Having engaged with the AIPUT team and supplier partners on the carbon neutral target before it was established, ASI’s Head of ESG, Real Estate, AIPUT’s Fund Manager and WSP then held an initial training workshop for portfolio managers once the plan was launched. Together, they explored some of the plans in detail. Informed by this, they will roll out workshops for the wider team and partners in the coming year, so that everyone understands AIPUT’s expectations, shares their vision and pulls in the same direction. For suppliers, some requirements will be formalised through policies and contracts. ASI’s sustainability policies are already written into contract agreements with suppliers. These will be expanded for the AIPUT portfolio. However, the main focus for the first year is on engagement to embed carbon neutrality into decision making at every stage. For instance, so that property managers have operational efficiency on their radar when they engage with occupiers; and that project managers consider new practices, materials and technologies to reduce environmental impacts on every new development and refurbishment project.


How to engage with occupiers on carbon neutrality?

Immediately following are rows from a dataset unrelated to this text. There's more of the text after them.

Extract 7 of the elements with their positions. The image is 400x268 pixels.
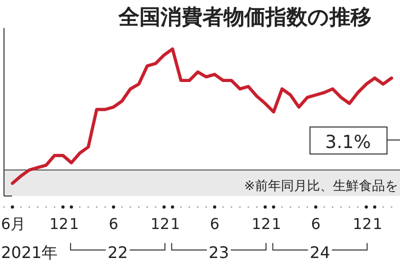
annotation: 2021年 <box>1 243 58 262</box>
title: 全国消費者物価指数の推移 <box>118 5 372 29</box>
annotation: 3.1% <box>325 132 371 153</box>
annotation: 24 <box>310 243 330 262</box>
annotation: 22 <box>108 243 128 262</box>
annotation: ※前年同月比、生鮮食品を <box>244 179 398 194</box>
annotation: 23 <box>208 243 230 262</box>
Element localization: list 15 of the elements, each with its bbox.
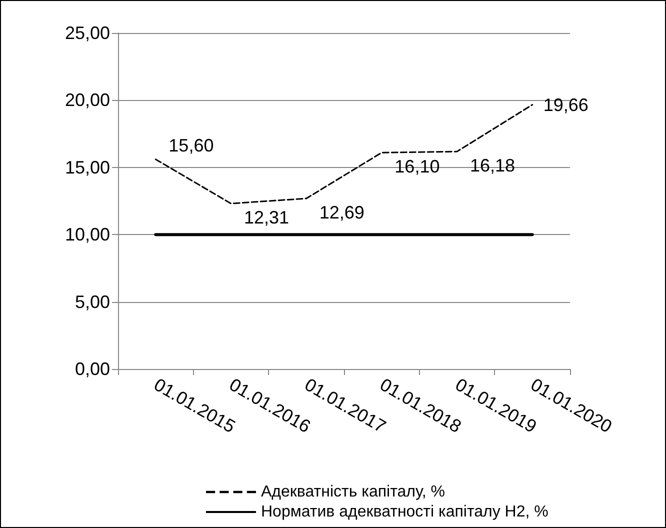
- legend-label: Адекватність капіталу, %: [261, 484, 445, 500]
- data-label: 16,10: [394, 156, 440, 177]
- data-label: 19,66: [543, 94, 588, 115]
- y-tick-label: 10,00: [64, 224, 110, 245]
- data-label: 12,69: [319, 202, 364, 222]
- data-label: 12,31: [244, 208, 290, 228]
- y-tick-label: 20,00: [64, 90, 110, 110]
- data-label: 15,60: [168, 135, 214, 156]
- data-label: 16,18: [470, 156, 516, 176]
- y-tick-label: 25,00: [64, 23, 110, 43]
- legend-label: Норматив адекватності капіталу Н2, %: [261, 504, 548, 520]
- y-tick-label: 5,00: [74, 292, 110, 312]
- y-tick-label: 0,00: [74, 359, 110, 379]
- y-tick-label: 15,00: [64, 157, 110, 178]
- line-series: [154, 104, 534, 204]
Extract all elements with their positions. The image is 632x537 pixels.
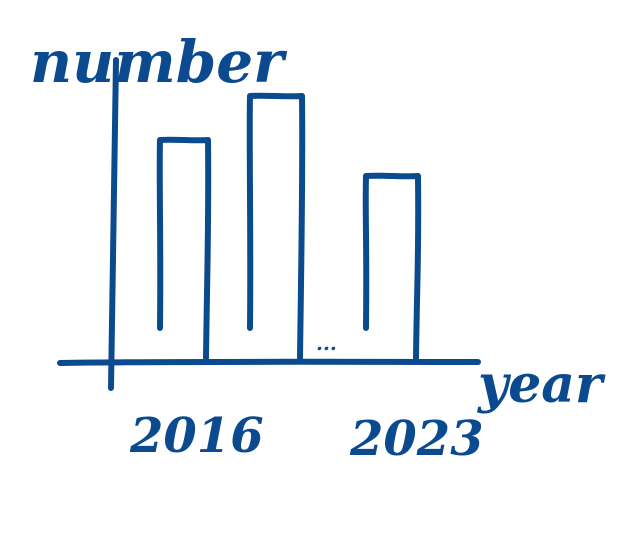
ellipsis-gap: ... — [316, 331, 337, 355]
bar-2 — [362, 172, 422, 361]
bars-group — [156, 92, 422, 361]
bar-0 — [156, 136, 212, 361]
x-tick-label-2023: 2023 — [349, 411, 484, 467]
y-axis-label: number — [30, 28, 288, 96]
y-axis-line — [108, 57, 119, 391]
x-axis-label: year — [477, 354, 606, 415]
x-axis-line — [57, 358, 481, 366]
x-tick-label-2016: 2016 — [129, 408, 264, 464]
bar-1 — [246, 92, 306, 361]
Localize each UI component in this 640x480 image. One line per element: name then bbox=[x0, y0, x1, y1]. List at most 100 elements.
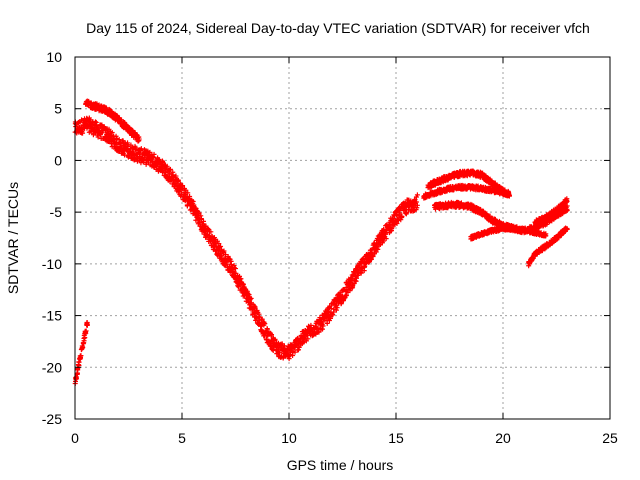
data-point bbox=[246, 292, 252, 298]
data-point bbox=[228, 258, 234, 264]
data-point bbox=[196, 210, 202, 216]
data-point bbox=[248, 295, 254, 301]
data-point bbox=[320, 323, 326, 329]
chart-title: Day 115 of 2024, Sidereal Day-to-day VTE… bbox=[86, 20, 590, 36]
y-tick-label: 0 bbox=[54, 152, 62, 168]
data-point bbox=[238, 276, 244, 282]
data-point bbox=[223, 252, 229, 258]
data-point bbox=[324, 320, 330, 326]
data-point bbox=[206, 226, 212, 232]
data-point bbox=[160, 159, 166, 165]
data-point bbox=[208, 229, 214, 235]
y-tick-label: -20 bbox=[42, 359, 62, 375]
data-point bbox=[292, 349, 298, 355]
data-point bbox=[344, 292, 350, 298]
x-axis-label: GPS time / hours bbox=[287, 457, 394, 473]
x-tick-label: 15 bbox=[388, 430, 404, 446]
series-upper-early-track bbox=[83, 98, 142, 144]
data-point bbox=[259, 316, 265, 322]
data-point bbox=[365, 251, 371, 257]
data-point bbox=[564, 196, 570, 202]
y-tick-label: -15 bbox=[42, 308, 62, 324]
data-point bbox=[414, 192, 420, 198]
data-point bbox=[263, 336, 269, 342]
data-point bbox=[370, 254, 376, 260]
series-steep-start-segment bbox=[72, 319, 90, 387]
data-point bbox=[251, 303, 257, 309]
ticks: 0 5 10 15 20 25 -25 -20 -15 -10 -5 0 5 10 bbox=[42, 49, 618, 446]
data-point bbox=[218, 243, 224, 249]
data-point bbox=[84, 321, 90, 327]
data-point bbox=[233, 266, 239, 272]
data-point bbox=[315, 326, 321, 332]
data-point bbox=[320, 319, 326, 325]
data-point bbox=[156, 157, 162, 163]
data-point bbox=[231, 265, 237, 271]
data-point bbox=[80, 341, 86, 347]
data-point bbox=[138, 146, 144, 152]
x-tick-label: 0 bbox=[71, 430, 79, 446]
data-point bbox=[383, 231, 389, 237]
data-point bbox=[564, 208, 570, 214]
data-point bbox=[330, 312, 336, 318]
series-late-arc-6 bbox=[532, 196, 570, 227]
data-point bbox=[185, 190, 191, 196]
data-point bbox=[164, 163, 170, 169]
data-point bbox=[331, 309, 337, 315]
x-tick-label: 25 bbox=[602, 430, 618, 446]
data-point bbox=[136, 136, 142, 142]
data-point bbox=[187, 193, 193, 199]
x-tick-label: 5 bbox=[178, 430, 186, 446]
data-point bbox=[276, 350, 282, 356]
data-point bbox=[81, 338, 87, 344]
data-point bbox=[190, 198, 196, 204]
data-point bbox=[358, 270, 364, 276]
grid bbox=[75, 57, 610, 419]
y-tick-label: -5 bbox=[50, 204, 63, 220]
data-point bbox=[262, 321, 268, 327]
data-point bbox=[256, 311, 262, 317]
data-point bbox=[252, 304, 258, 310]
y-axis-label: SDTVAR / TECUs bbox=[5, 182, 21, 294]
data-point bbox=[205, 226, 211, 232]
data-point bbox=[259, 327, 265, 333]
data-point bbox=[162, 170, 168, 176]
data-point bbox=[413, 199, 419, 205]
data-point bbox=[327, 315, 333, 321]
data-point bbox=[333, 307, 339, 313]
data-point bbox=[240, 281, 246, 287]
y-tick-label: 5 bbox=[54, 101, 62, 117]
series-late-arc-4 bbox=[468, 224, 549, 242]
data-point bbox=[220, 249, 226, 255]
data-point bbox=[305, 336, 311, 342]
data-point bbox=[301, 339, 307, 345]
data-point bbox=[334, 305, 340, 311]
x-tick-label: 20 bbox=[495, 430, 511, 446]
data-point bbox=[221, 248, 227, 254]
y-tick-label: 10 bbox=[46, 49, 62, 65]
data-point bbox=[414, 202, 420, 208]
data-point bbox=[83, 328, 89, 334]
data-point bbox=[269, 332, 275, 338]
data-point bbox=[151, 151, 157, 157]
data-point bbox=[186, 196, 192, 202]
data-point bbox=[375, 246, 381, 252]
data-point bbox=[543, 231, 549, 237]
y-tick-label: -10 bbox=[42, 256, 62, 272]
data-point bbox=[564, 226, 570, 232]
data-point bbox=[296, 344, 302, 350]
data-point bbox=[75, 367, 81, 373]
data-point bbox=[328, 305, 334, 311]
data-point bbox=[353, 275, 359, 281]
data-point bbox=[361, 264, 367, 270]
series-late-arc-5 bbox=[526, 225, 570, 269]
data-point bbox=[78, 353, 84, 359]
data-point bbox=[368, 256, 374, 262]
data-point bbox=[109, 130, 115, 136]
data-point bbox=[184, 203, 190, 209]
data-point bbox=[198, 213, 204, 219]
x-tick-label: 10 bbox=[281, 430, 297, 446]
y-tick-label: -25 bbox=[42, 411, 62, 427]
data-point bbox=[506, 193, 512, 199]
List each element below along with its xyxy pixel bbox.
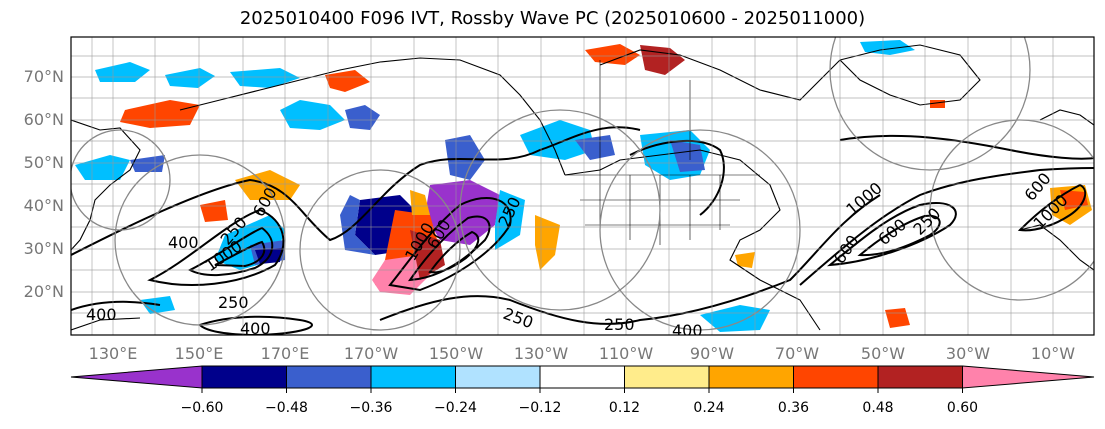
lon-label: 150°W <box>428 344 484 363</box>
shade-region <box>670 140 705 172</box>
colorbar-tick-label: −0.24 <box>434 400 477 416</box>
contour-label: 400 <box>86 305 117 324</box>
ivt-contour <box>187 226 274 277</box>
contour-label: 250 <box>604 315 635 334</box>
ivt-contour <box>826 201 957 267</box>
shade-region <box>325 70 370 92</box>
shade-region <box>165 68 215 88</box>
shade-region <box>410 190 430 215</box>
colorbar-segment <box>370 365 456 389</box>
ivt-contour <box>71 300 161 311</box>
colorbar-tick-label: 0.24 <box>693 400 725 416</box>
shade-region <box>700 305 770 332</box>
coastline <box>71 317 141 331</box>
contour-label: 250 <box>218 293 249 312</box>
lon-label: 50°W <box>860 344 906 363</box>
colorbar-tick-label: −0.60 <box>180 400 224 416</box>
lon-label: 90°W <box>689 344 735 363</box>
colorbar-segment <box>708 365 794 389</box>
lat-label: 30°N <box>23 239 64 258</box>
ivt-contour <box>857 214 941 257</box>
lat-label: 60°N <box>23 110 64 129</box>
lon-label: 70°W <box>774 344 820 363</box>
lon-label: 170°W <box>343 344 399 363</box>
shade-region <box>372 255 430 295</box>
colorbar-segment <box>455 365 541 389</box>
rossby-circle <box>599 129 801 331</box>
rossby-circle <box>459 109 661 311</box>
shade-region <box>640 45 685 75</box>
shade-region <box>120 100 200 128</box>
lat-label: 50°N <box>23 153 64 172</box>
colorbar-extend-high <box>962 365 1095 389</box>
shade-region <box>735 252 755 268</box>
lon-label: 150°E <box>174 344 224 363</box>
colorbar-tick-label: −0.36 <box>349 400 393 416</box>
contour-label: 400 <box>168 233 199 252</box>
rossby-circle <box>299 169 461 331</box>
lon-label: 110°W <box>598 344 654 363</box>
contour-label: 400 <box>672 321 703 340</box>
graticule-layer <box>71 37 1094 335</box>
ivt-contours-layer <box>71 126 1094 335</box>
lat-label: 20°N <box>23 282 64 301</box>
lat-label: 40°N <box>23 196 64 215</box>
colorbar-segment <box>793 365 879 389</box>
colorbar-segment <box>877 365 963 389</box>
colorbar-tick-label: −0.12 <box>518 400 562 416</box>
map-title: 2025010400 F096 IVT, Rossby Wave PC (202… <box>239 8 866 29</box>
shade-region <box>280 100 345 130</box>
rossby-circle <box>829 37 1031 171</box>
contour-label: 400 <box>240 319 271 338</box>
ivt-contour <box>388 196 512 292</box>
ivt-contour <box>839 134 1094 160</box>
colorbar-tick-label: 0.48 <box>862 400 894 416</box>
lon-label: 130°W <box>513 344 569 363</box>
colorbar-segment <box>286 365 372 389</box>
shade-region <box>425 180 500 245</box>
colorbar-segment <box>201 365 287 389</box>
colorbar-extend-low <box>70 365 203 389</box>
coastline <box>599 49 841 101</box>
ivt-contour <box>1017 183 1087 232</box>
lon-label: 30°W <box>945 344 991 363</box>
ivt-contour <box>379 194 881 325</box>
coastline <box>839 44 981 106</box>
colorbar-segment <box>624 365 710 389</box>
shade-region <box>200 200 228 222</box>
ivt-contour <box>214 240 266 268</box>
ivt-contour <box>428 230 480 274</box>
coastline <box>71 119 141 251</box>
shade-region <box>445 135 485 180</box>
lat-label: 70°N <box>23 67 64 86</box>
colorbar-tick-label: −0.48 <box>265 400 308 416</box>
shade-region <box>340 195 375 255</box>
shade-region <box>75 155 130 180</box>
colorbar <box>70 365 1095 393</box>
ivt-contour <box>629 139 725 216</box>
lon-label: 130°E <box>88 344 138 363</box>
ivt-contour <box>147 208 285 286</box>
shade-region <box>230 68 300 88</box>
map-frame-border <box>70 36 1095 336</box>
colorbar-tick-label: 0.12 <box>608 400 641 416</box>
lon-label: 170°E <box>260 344 310 363</box>
ivt-contour <box>198 315 313 335</box>
ivt-contour <box>71 126 641 256</box>
colorbar-segment <box>539 365 625 389</box>
colorbar-tick-label: 0.36 <box>777 400 810 416</box>
lon-label: 10°W <box>1030 344 1076 363</box>
rossby-circle <box>71 129 171 231</box>
colorbar-tick-label: 0.60 <box>946 400 979 416</box>
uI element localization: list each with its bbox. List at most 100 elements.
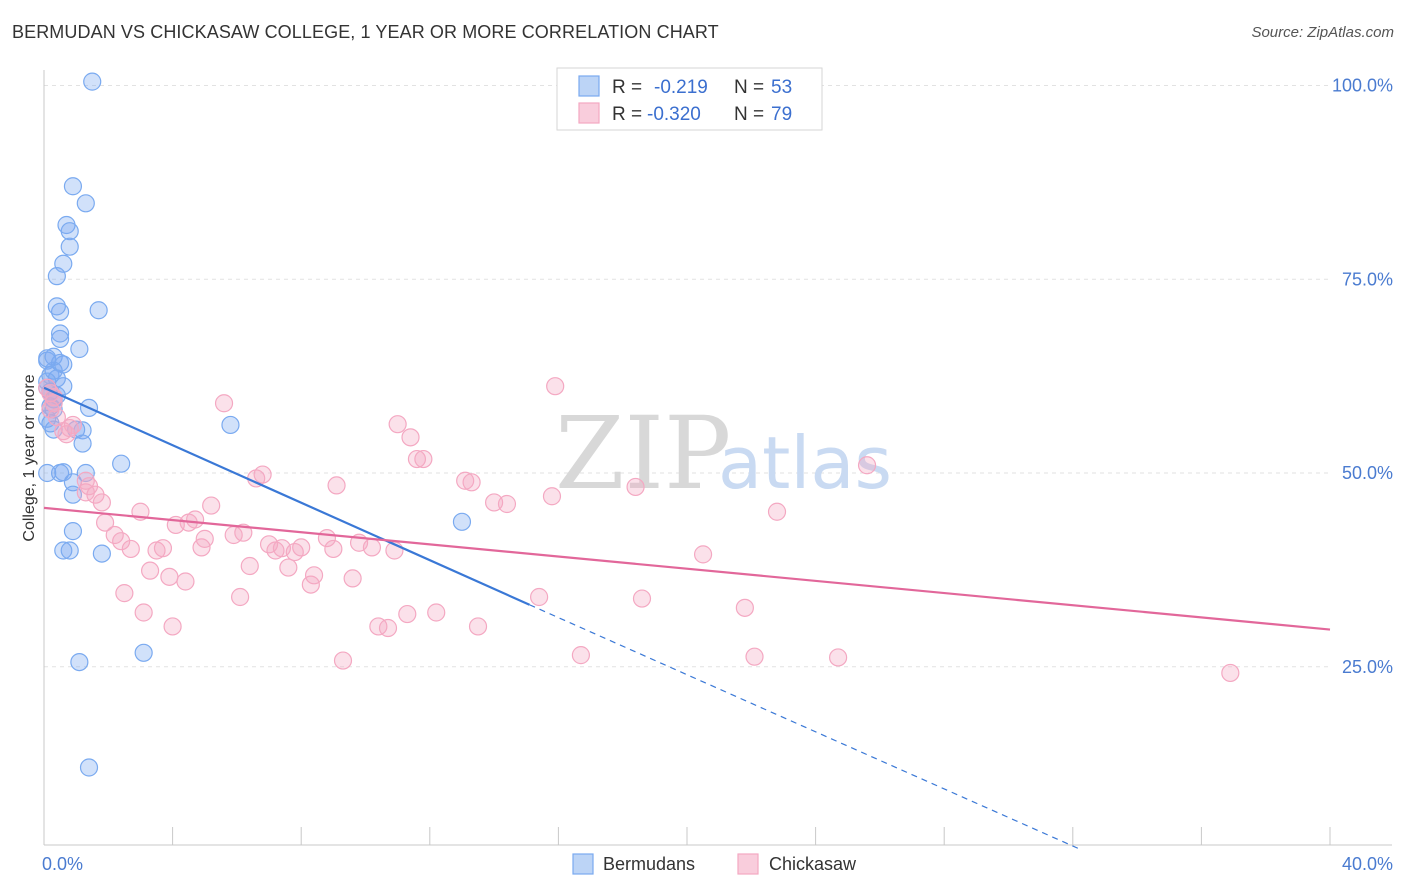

Businesses serving the airline sector tend to be environmentally conscious, often with corporate objectives and strategies to reduce emissions. AIPUT has sent a short survey to occupiers to gain insights into their low-carbon aspirations and gauge interest in collaboration on low-carbon initiatives. This will inform AIPUT’s activities in the coming year, helping them prioritise opportunities for occupier partnerships. They are also engaging with occupiers on solar PV opportunities, explaining how the installation and maintenance would be managed without impacting occupier operations and securing agreement to purchase the clean power generated. Over the medium-term, there are exciting future opportunities for AIPUT to support occupiers in improving operational efficiency, sharing best practice from across the portfolio.

“Airports are gateways to innovation, home to dynamic businesses that are essential for UK growth. Our carbon strategy seeks to deliver a positive impact for our customers and local communities, and in turn meet strategic objectives for our investors.”